1.6.2 La place du cri muet dans le carré de la véridiction

A. Deux cris chez Mouchette

Dans son parcours, Moucette pousse deux genres de cri : un cri aigu et un cri muet. Ils peuvent s’articuler entre eux.

  • i) Le cri aigu  : elle l’émet devant le marquis de Cadignan, et devant le docteur Gallet. Dans ces deux cas, lorsqu’elle crie, elle a deux modalités : ‘vouloir ne pas être leur objet de possession’ (v-ê), ‘ne pas pouvoir échapper’ (-pf), et en criant elle se tient dans une position vraie.

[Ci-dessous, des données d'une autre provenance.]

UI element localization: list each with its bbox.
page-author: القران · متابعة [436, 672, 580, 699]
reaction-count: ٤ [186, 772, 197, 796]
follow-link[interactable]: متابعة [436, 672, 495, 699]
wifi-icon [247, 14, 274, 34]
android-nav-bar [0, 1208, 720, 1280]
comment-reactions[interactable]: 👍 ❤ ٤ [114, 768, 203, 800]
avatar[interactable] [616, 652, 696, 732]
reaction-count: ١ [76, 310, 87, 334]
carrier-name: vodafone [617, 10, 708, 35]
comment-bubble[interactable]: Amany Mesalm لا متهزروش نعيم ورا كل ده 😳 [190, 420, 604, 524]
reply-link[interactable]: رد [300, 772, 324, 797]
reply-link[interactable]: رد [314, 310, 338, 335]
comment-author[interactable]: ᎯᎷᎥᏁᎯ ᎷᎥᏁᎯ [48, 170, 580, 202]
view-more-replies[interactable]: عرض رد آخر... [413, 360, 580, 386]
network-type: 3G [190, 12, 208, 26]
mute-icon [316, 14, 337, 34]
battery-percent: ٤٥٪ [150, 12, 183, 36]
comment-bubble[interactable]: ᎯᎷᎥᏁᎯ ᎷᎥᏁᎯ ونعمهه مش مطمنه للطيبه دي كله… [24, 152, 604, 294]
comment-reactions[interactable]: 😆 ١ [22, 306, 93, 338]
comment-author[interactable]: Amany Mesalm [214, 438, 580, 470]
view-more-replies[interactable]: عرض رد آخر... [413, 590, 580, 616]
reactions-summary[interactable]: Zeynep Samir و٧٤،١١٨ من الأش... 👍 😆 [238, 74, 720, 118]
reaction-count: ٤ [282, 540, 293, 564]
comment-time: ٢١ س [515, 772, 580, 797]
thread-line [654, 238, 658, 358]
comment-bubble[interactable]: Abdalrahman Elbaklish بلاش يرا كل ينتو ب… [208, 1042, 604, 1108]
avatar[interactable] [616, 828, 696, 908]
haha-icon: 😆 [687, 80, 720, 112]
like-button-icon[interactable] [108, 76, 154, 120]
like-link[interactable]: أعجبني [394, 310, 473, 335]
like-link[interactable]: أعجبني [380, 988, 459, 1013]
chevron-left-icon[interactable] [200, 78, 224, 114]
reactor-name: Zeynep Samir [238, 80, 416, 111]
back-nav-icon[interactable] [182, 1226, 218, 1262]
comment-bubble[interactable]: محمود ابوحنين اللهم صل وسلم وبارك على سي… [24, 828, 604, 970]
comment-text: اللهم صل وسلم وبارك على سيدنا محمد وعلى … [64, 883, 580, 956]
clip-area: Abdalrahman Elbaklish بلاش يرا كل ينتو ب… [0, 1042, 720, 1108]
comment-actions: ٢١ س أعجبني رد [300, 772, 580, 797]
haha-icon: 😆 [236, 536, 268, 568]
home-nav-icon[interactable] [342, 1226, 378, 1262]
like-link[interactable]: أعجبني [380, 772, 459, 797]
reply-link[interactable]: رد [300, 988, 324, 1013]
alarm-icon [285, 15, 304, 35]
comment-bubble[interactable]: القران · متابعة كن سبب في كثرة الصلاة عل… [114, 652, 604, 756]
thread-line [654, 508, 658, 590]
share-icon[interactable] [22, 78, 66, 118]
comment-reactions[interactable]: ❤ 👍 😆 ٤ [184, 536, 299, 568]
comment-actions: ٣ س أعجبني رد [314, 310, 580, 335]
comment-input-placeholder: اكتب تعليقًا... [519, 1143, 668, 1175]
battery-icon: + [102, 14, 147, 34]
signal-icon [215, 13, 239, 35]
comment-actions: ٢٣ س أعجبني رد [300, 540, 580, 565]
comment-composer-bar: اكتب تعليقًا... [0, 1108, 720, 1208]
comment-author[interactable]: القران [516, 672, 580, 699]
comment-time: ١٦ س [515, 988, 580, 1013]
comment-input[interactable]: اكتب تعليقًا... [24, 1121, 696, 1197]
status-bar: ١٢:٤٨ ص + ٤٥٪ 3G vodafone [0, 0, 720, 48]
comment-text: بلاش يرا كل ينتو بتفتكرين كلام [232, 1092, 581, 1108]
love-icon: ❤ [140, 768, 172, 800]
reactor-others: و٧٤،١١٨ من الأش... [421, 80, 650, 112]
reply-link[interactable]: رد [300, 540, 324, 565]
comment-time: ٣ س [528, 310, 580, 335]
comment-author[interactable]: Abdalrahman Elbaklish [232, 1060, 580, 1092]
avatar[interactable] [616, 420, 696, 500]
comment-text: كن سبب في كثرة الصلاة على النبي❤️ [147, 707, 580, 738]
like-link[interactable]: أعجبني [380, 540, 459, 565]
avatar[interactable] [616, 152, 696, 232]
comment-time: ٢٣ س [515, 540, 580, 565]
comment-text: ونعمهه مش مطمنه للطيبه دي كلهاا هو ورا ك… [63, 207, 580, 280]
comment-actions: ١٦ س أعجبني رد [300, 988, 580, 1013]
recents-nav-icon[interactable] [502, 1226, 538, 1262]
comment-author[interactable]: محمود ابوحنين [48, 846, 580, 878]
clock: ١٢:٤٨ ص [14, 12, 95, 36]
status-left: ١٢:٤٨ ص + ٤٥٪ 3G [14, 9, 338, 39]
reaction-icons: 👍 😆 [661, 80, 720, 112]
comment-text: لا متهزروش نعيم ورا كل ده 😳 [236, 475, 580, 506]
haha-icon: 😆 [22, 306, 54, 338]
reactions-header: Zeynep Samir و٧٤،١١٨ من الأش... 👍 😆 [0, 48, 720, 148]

Dans le premier cas, Cadignan refuse d’assumer la responsabilité de ‘père de l’enfant’ qu’elle a conçu de lui, et il n’éprouve pour elle qu’un désir sexuel. Après avoir été violée par Cadignan pendant sa visite nocturne chez lui, elle pousse un cri aigu et elle le tue. Si elle crie, c’est une protestation contre le refus de Cadignan qui ne reconnaît pas la vérité, et contre la violence qu’elle a subi. Son cri est un pouvoir-faire, parce qu’il fait peur à Cadignan.

Dans le deuxième cas, le docteur Gallet refuse l’avortement secret que Mouchette lui demande d’opérer par amour pour elle. De plus, il refuse de croire Mouchette qui lui avoue le meurtre de Cadignan. Devant cette non-action du secret demandé, et non-écoute de la vérité révélée, elle proteste par un cri aigu. Ce cri est un pouvoir-faire, parce que Gallet lutte contre ce cri qui lui fait peur, au point qu’il a failli tuer Mouchette pour étouffer ce cri.

Sa communication avec les deux personnages reste secrète puisqu’ils refusent d’être témoins. Cadignan refuse de témoigner (la vérité) qu’il est le père véritable de l’enfant qu’elle porte. Gallet n’accepte ni l’avortement, ni d’être le témoin du crime (de Mouchette). Il annule même l’énonciation de Mouchette en la traitant de folle. Le cri (aigu) peut être un pouvoir-faire et un révélateur du vrai pour Mouchette parce que les deux acteurs se mettent dans la position du couple ‘secret – mensonge’.

  • ii) Lorsque Mouchette élève son cri muet , (ou plutôt lorsqu’elle étouffe son cri), elle est animée aussi par deux modalités : ‘vouloir ne pas être condamné folle-meurtière (v-ê)’ et ‘ne pas pouvoir l’empêcher (-pf)’. Elle sait que son cri ne sert à rien. Elle est consciente qu’elle est dans une position fausse, et qu’au moindre symptôme, elle sombrera à jamais dans la folie. Son cri deviendra le révélateur de sa folie, puisqu’elle a maintenant un témoin (vrai) de son crime, et qu’elle ne peut plus rester dans une position ‘secret - mensonge’. Donc le cri ne peut pas être un ‘pouvoir-faire’ lorsqu’il y a un interlocuteur qui se tient dans la position vraie. S’il y a un cri, ce ne sera qu’un cri muet.